During Monday’s annual pre-draft oppress conference, Pittsburgh Steelers general manager Kevin Colbert was asked about the future of the nose tackle position in the team’s defense now that it is viewed as being heavily devalued due to the way offenses are attacking with multiple wide receiver personnel groupings. Colbert certainly made his feelings known about the position and how it still has value league-wide.
“We’re still a base 34 team and the nose tackle is still part of the defense,” said Colbert. “We’ve talked about it numerous times in the offseason, he gets removed because of the matchups that you have to have schematically when people put three and four wide receivers in the games, so that occurred probably 75 percent of the time last year. So the nose tackle’s importance probably has diminished from a sheer numbers standpoint. He just won’t see the field as often as he has in the past, but there still will be times when you have to stop the run. We might be behind in the game and the other team’s going to decide to run the football and clock us out, and not get our offense back on the field. So we still have to able to stop it, it’s not like they’re completely extinct.”
Colbert continued on with his lengthy explanation.
“If some of those nose tackles types are in your defense, maybe not as starters, but as package players and they’re subbing in and out for some of the other guys that may be the starters in the sub package, they have to be able to respond to draws, because teams love to get you in three and four wides and get those big people off the field and then drop a draw on you and they get 15, 20 yards, and you’re behind the eight-ball again. So there’s still a spot for big people that can stop the run, probably just not as frequently as they have in the past.”
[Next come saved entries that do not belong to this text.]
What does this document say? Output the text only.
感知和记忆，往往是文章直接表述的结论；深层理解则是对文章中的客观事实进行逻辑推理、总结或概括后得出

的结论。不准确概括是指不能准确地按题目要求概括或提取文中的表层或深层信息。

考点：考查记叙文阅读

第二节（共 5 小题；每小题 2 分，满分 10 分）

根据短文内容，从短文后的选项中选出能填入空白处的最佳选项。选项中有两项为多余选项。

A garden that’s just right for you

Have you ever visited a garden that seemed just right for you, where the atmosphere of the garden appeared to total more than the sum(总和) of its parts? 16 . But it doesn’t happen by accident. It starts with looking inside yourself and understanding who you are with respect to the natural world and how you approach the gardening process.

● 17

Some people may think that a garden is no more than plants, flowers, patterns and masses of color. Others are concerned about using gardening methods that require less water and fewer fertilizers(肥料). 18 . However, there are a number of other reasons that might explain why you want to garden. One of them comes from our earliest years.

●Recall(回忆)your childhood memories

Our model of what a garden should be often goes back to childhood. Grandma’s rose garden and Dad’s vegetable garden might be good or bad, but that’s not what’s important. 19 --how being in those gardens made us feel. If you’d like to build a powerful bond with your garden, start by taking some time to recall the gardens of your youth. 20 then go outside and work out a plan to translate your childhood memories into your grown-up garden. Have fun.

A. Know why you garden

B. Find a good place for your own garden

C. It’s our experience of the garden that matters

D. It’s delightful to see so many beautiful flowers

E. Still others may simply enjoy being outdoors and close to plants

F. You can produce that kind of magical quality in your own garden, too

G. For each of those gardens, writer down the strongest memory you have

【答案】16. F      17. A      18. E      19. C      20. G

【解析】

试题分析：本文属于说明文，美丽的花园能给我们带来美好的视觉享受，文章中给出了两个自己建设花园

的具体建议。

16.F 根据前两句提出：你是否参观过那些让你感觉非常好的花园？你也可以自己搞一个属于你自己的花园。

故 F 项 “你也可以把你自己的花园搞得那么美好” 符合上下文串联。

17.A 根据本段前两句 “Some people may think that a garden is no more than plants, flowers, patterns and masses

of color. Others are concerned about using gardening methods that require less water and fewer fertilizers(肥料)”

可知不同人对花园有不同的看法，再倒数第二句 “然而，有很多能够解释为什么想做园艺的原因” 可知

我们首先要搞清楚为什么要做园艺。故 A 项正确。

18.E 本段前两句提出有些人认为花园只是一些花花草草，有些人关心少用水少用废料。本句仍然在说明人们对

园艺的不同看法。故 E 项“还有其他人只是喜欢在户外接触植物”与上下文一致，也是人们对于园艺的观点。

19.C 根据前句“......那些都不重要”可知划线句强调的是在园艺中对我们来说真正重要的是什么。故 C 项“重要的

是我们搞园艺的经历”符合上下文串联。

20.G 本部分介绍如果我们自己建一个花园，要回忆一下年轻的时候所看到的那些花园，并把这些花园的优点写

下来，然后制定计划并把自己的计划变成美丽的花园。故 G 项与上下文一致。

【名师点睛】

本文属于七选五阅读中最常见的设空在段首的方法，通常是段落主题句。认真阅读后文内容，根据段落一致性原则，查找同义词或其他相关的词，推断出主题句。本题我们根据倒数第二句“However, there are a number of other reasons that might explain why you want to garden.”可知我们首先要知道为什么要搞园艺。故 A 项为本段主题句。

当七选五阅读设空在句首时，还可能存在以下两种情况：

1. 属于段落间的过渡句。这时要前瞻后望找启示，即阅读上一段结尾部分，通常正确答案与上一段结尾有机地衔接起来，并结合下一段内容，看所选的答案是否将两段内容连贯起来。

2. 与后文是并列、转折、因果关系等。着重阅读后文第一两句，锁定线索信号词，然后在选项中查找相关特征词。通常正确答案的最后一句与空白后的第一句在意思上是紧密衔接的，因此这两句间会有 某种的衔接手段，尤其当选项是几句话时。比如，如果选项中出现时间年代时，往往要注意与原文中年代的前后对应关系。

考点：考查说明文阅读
Colbert was then asked if some of the players in this year’s draft class who have been projected as nose tackles also appear to have the skills that would allow them to perhaps backup Steelers defensive ends Cameron Heyward and Stephon Tuitt in pass rushing situations as part of the team’s sub package defense.
“Yes, absolutely,” said Colbert. “I mean a lot of these kids have four or five, six sacks to go along with their ability to play the run because they’re doing it in college, just what we talked about. They might be rushing the passer. They can be a nose tackle in a conventional defense, but the majority of them are playing against spread offenses and have to rush the passer at some point.”
Those comments by Colbert are exactly why you have seen Alex Kozora and myself state several times that Baylor defensive tackle Andrew Billings should indeed be in consideration for the team’s first-round selection this year. Billings, as we have pointed out several times so far this offseason on the site, can indeed function as a sub package pass rusher with the Steelers should the team decide they want to lighten the load on both Heyward and Tuitt moving forward.
Even if the Steelers don’t wind up going defensive tackle in the first round this year, you can probably count on one being drafted somewhere in the first four rounds of the draft. Additionally, that player is likely to be considered a player who can not only stop the run as a base 3-4 nose tackle, but also one able to rush the passer on a limited basis in the team’s sub package defenses.
South Carolina State product Javon Hargrave is yet another early-round defensive player who seemingly would fit the Steelers needs when it comes to what Colbert described above. Like Billings, the Steelers have shown a lot of interest in Hargraves during the pre-draft process.
We’ll find out in a matter of a few days whether or not the Steelers will spend their first round draft pick this year on a defensive tackle and if they do, it shouldn’t come as a big surprise.